Appellants argue that the decision of the trial court violates the statutory scheme set forth in A.R.S. § 20-673(C). We disagree. Nowhere in the statutory language is it suggested that various relationships among insurers are changed because of the insolvency of one insurer. See St. Vincent's Hospital and Medical Center v. Insurance Co. of North America, 117 Misc.2d 665, 457 N.Y.S.2d 670 (1982). We do not interpret A.R.S. § 20-673(C) to mean that by exhausting "all rights under other applicable coverage" the insured may transform the character of the other coverage into something other than that expressed in the policy in unambiguous terms.
A.R.S. § 20-673(C) provides:
C. Where more than one policy may be applicable, a policy issued by the insolvent insurer shall be deemed to be excess coverage. The claimant shall be required to exhaust all rights under other applicable coverage or coverages. Any amount payable on a covered claim shall be reduced by the amount of such recovery under other applicable insurance.
In the instant case, no amount greater than the coverage afforded in the primary policy has been paid, as required by the excess insurance contract. The insolvency of the primary insurer does not create liability for the excess insurer. To hold otherwise, would be tantamount to rewriting the contract to interpret the excess coverage beyond its plain meaning. An insured pays a reduced premium to the excess carrier expressly because that carrier will be obligated to pay a claim only after a certain amount has been paid by the primary insurer. Transport Indemnity Co. v. Carolina Casualty Insurance Co., 133 Ariz. 395, 652 P.2d 134 (1982).
It is unfortunate that the primary insurer in the present case is insolvent; however, that does not justify holding Chubb liable for an obligation for which it never contracted. Any other interpretation would negate the intent of all parties upon contracting. It is not appropriate for any court to defeat the reasonable expectations of the parties, particularly when no statute, public policy, regulation or constitutional mandate is violated in honoring those expectations. Werner Industry v. First State Insurance, 217 N.J. Super. 436, 526 A.2d 236, cert. granted 108 N.J. 585, 531 A.2d 1357 (1987). When interpreting and construing insurance contracts in Arizona, the intention of the parties should control.
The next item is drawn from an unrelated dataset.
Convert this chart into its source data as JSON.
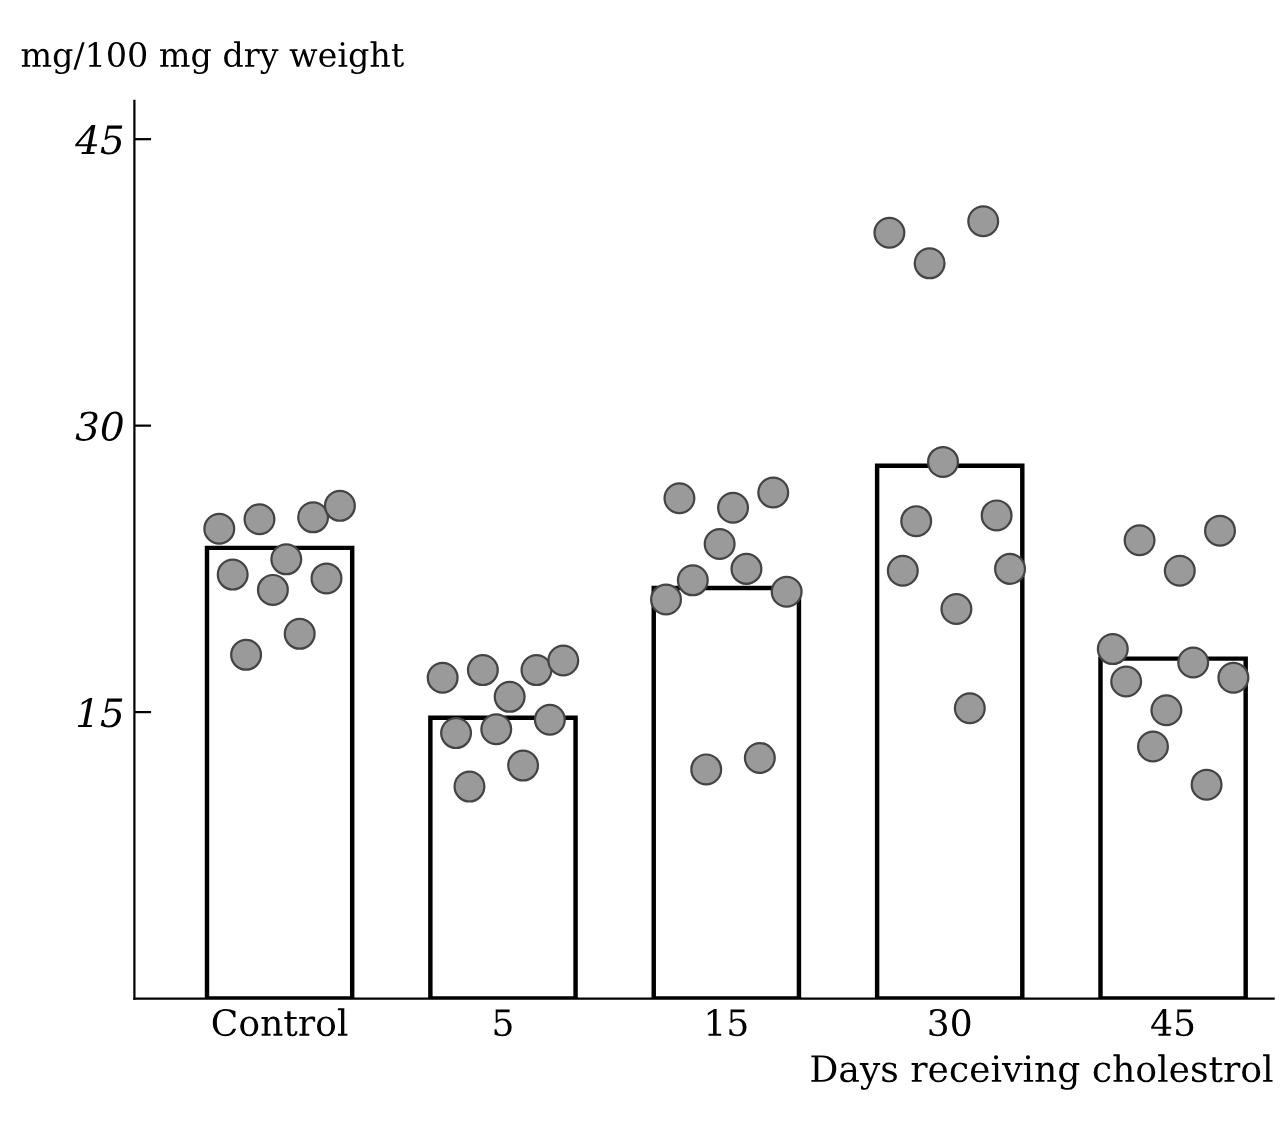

United Services Automobile Assn. v. Empire Fire and Marine Insurance Co., 134 Ariz. 64, 653 P.2d 712 (App. 1982).
Appellants further argue that if we affirm the granting of Chubb's motion, the Arizona Financial Responsibility Act, A.R.S. § 28-1232(A), will be violated in that the Roadjammers' vehicle will be uninsured up to the first $500,000. We disagree. Both the purpose of the Act and the Chubb policy language can be fulfilled if the Home Indemnity and Maricopa County coverages are exhausted first, before turning to the guaranty fund or the Chubb policy.
Appellee's request for attorney's fees on appeal will be granted upon compliance with Ariz.R.Civ.App.P. 21(c), 17A A.R.S.
Affirmed.
LACAGNINA, C.J., and HOWARD, P.J., concur.